Tout d'abord, cette histoire d'amour invraisemblable entre la femme du mafieux et le lieutenant de police, Diamond. J'aimerais savoir avant tout comment une femme vertueuse, cultivée et tout sauf innocente se lie avec un mafieux (d'accord, il la menace, mais n'a-t-elle jamais pu s'enfuir?). Ensuite, comment un lieutenant de police, obsédé par cette femme, se méconnaît tellement qu'il se révèle incapable de se rendre compte de ses sentiments envers celle-ci – même un gamin de 10 ans saurait le faire? Enfin, à force de le voir rôder en vain autour de la bichette que le méchant loup veut dévorer, on se lasse vraiment de cette intrigue secondaire qui finalement revêt une trop grande importance dans le scénario.

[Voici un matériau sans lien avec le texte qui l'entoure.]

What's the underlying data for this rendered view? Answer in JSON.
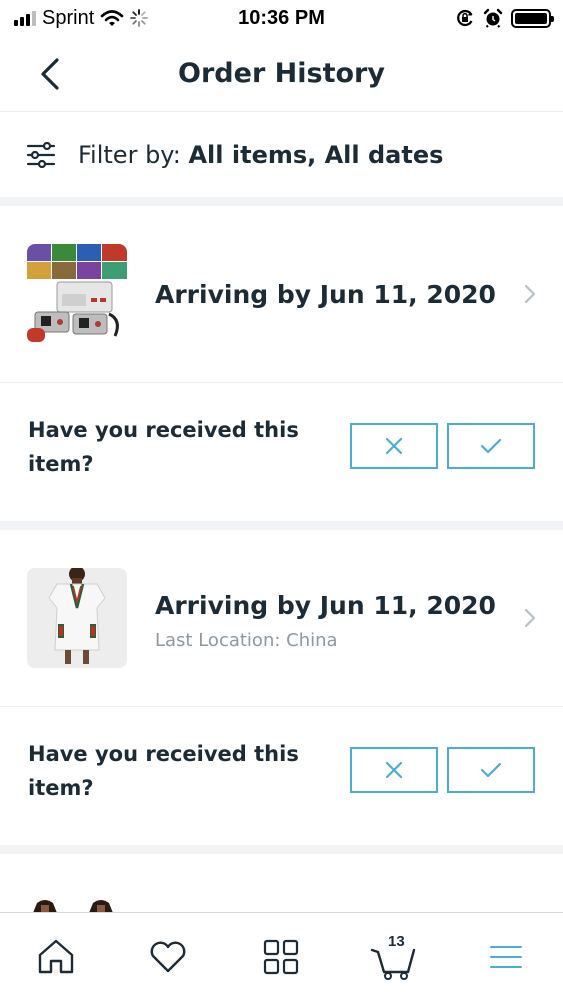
{
  "status_bar": {
    "carrier": "Sprint",
    "time": "10:36 PM",
    "icons": [
      "signal-icon",
      "wifi-icon",
      "loading-icon",
      "orientation-lock-icon",
      "alarm-icon",
      "battery-icon"
    ]
  },
  "header": {
    "title": "Order History",
    "back_icon": "back-arrow-icon"
  },
  "filter": {
    "label": "Filter by:",
    "value": "All items, All dates",
    "icon": "filter-sliders-icon"
  },
  "orders": [
    {
      "thumbnail": "retro-game-console-image",
      "status": "Arriving by Jun 11, 2020",
      "last_location": "",
      "question": "Have you received this item?"
    },
    {
      "thumbnail": "white-dress-image",
      "status": "Arriving by Jun 11, 2020",
      "last_location": "Last Location: China",
      "question": "Have you received this item?"
    }
  ],
  "bottom_nav": {
    "items": [
      "home-icon",
      "heart-icon",
      "grid-icon",
      "cart-icon",
      "menu-icon"
    ],
    "cart_count": "13"
  },
  "colors": {
    "accent": "#4aaed4",
    "text_dark": "#1d2b36",
    "text_muted": "#8e98a1",
    "divider_band": "#f1f3f5"
  }
}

Un autre point qui gêne : ces interminables redondances. Un événement se passe, que le spectateur voit. Pourquoi dans la scène suivante sommes-nous obligé de nous retaper le résumé des faits quand un des personnages vient raconter ce à quoi il a assisté un autre personnage ? Complètement inutile du point de vue narratif, maladroit de la part du scénariste. Et pourtant, cela arrive plus d'une fois.
Mais pourquoi malgré ces défauts le film nous retient l'attention? Grâce à cette ambiance de film noir, magnifiquement rendue par le photographe John Alton, avec ses ombres peuplant la nuit et celles projetées sur les murs, ses clairs-obscurs proches de l'abstraction, sa pâle lumière nimbant les silhouettes muettes et les visages tendus, sa dense brume flottant dans les rues mal éclairées, ses nuages de fumée, sa vie nocturne. Par ailleurs, une scène d'anthologie s'y glisse : la mort silencieuse, l'assassinat de l'homme de main de Conte (Joe Mc Clure) sans oreillette. Sublime.